I was able to come up with some through a little digging. It turns out that Cheetham is a workshop instructor at the Los Angeles Academy of Figurative Art. His short bio there mentions that he has BFA from Art Center College of Design in Pasadena, and has exhibited at the National Portrait Gallery in London, England and at the Mendenhall Sobieski Gallery in Pasadena.
Cheetham’s own site is just a horizontally scrolling page of unfortunately not-very-large images. Fortunately, the ones in the posts on his blog are linked to much larger versions in which you can begin to get a feeling for the painterly qualities of his work.
Cheetham is an accomplished draftsman, and his painting approach shows a debt to academic painting traditions. His portraits are frank, direct portrayals of his subjects, unapologetic and seemingly without comment.
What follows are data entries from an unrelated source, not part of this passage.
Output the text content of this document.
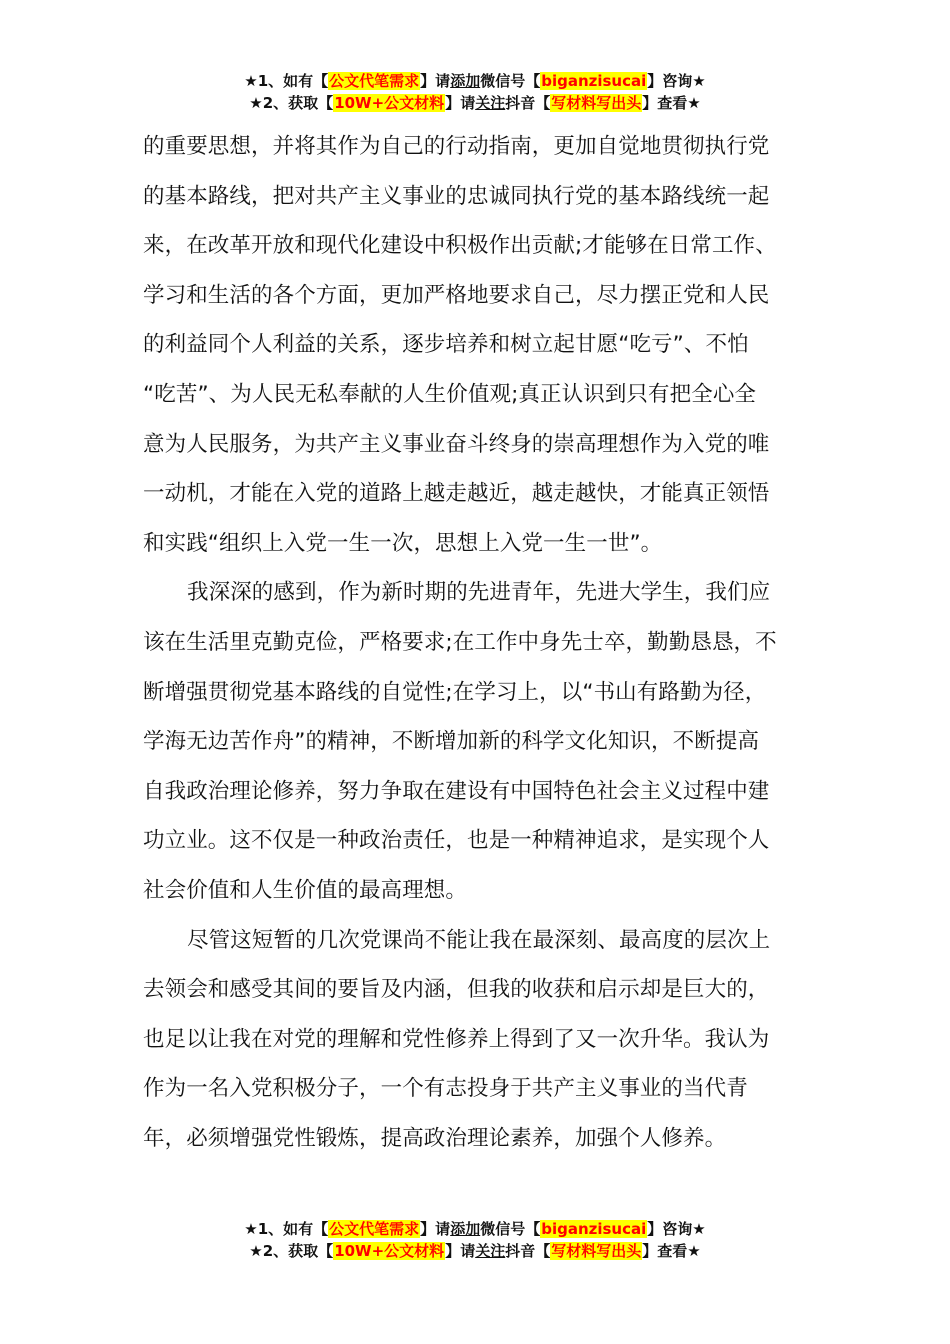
★1、如有【公文代笔需求】请添加微信号【biganzisucai】咨询★
★2、获取【10W+公文材料】请关注抖音【写材料写出头】查看★
的重要思想，并将其作为自己的行动指南，更加自觉地贯彻执行党
的基本路线，把对共产主义事业的忠诚同执行党的基本路线统一起
来，在改革开放和现代化建设中积极作出贡献;才能够在日常工作、
学习和生活的各个方面，更加严格地要求自己，尽力摆正党和人民
的利益同个人利益的关系，逐步培养和树立起甘愿“吃亏”、不怕
“吃苦”、为人民无私奉献的人生价值观;真正认识到只有把全心全
意为人民服务，为共产主义事业奋斗终身的崇高理想作为入党的唯
一动机，才能在入党的道路上越走越近，越走越快，才能真正领悟
和实践“组织上入党一生一次，思想上入党一生一世”。
我深深的感到，作为新时期的先进青年，先进大学生，我们应
该在生活里克勤克俭，严格要求;在工作中身先士卒，勤勤恳恳，不
断增强贯彻党基本路线的自觉性;在学习上，以“书山有路勤为径，
学海无边苦作舟”的精神，不断增加新的科学文化知识，不断提高
自我政治理论修养，努力争取在建设有中国特色社会主义过程中建
功立业。这不仅是一种政治责任，也是一种精神追求，是实现个人
社会价值和人生价值的最高理想。
尽管这短暂的几次党课尚不能让我在最深刻、最高度的层次上
去领会和感受其间的要旨及内涵，但我的收获和启示却是巨大的，
也足以让我在对党的理解和党性修养上得到了又一次升华。我认为
作为一名入党积极分子，一个有志投身于共产主义事业的当代青
年，必须增强党性锻炼，提高政治理论素养，加强个人修养。
★1、如有【公文代笔需求】请添加微信号【biganzisucai】咨询★
★2、获取【10W+公文材料】请关注抖音【写材料写出头】查看★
He doesn’t flatter or criticize, focusing unblinkingly on his subjects and their environment. In the latter, he seems attracted to the textures and colors of gritty urban interiors, the rough surfaces of thinly painted walls, chipped formica, scuffed floors and rough cloth.
Some of his portraits are of individuals with tattoos, and I get the impression that the tattoo art is represented with the kind of fidelity that a painter might apply to the portrayal of a famous painting in the background of a portrait set in an art museum gallery.
Cheetham’s work has also been featured in American Artist’s Workshop magazine. The American Artist site has a gallery of his portraits and online versions of the article Sean Cheetham: Using a “Mud Palette” to Achieve Harmony and the short Sean Cheetham: Common Weaknesses in Figure Paintings
There is also speed painting video on YouTube in which he paints a full portrait.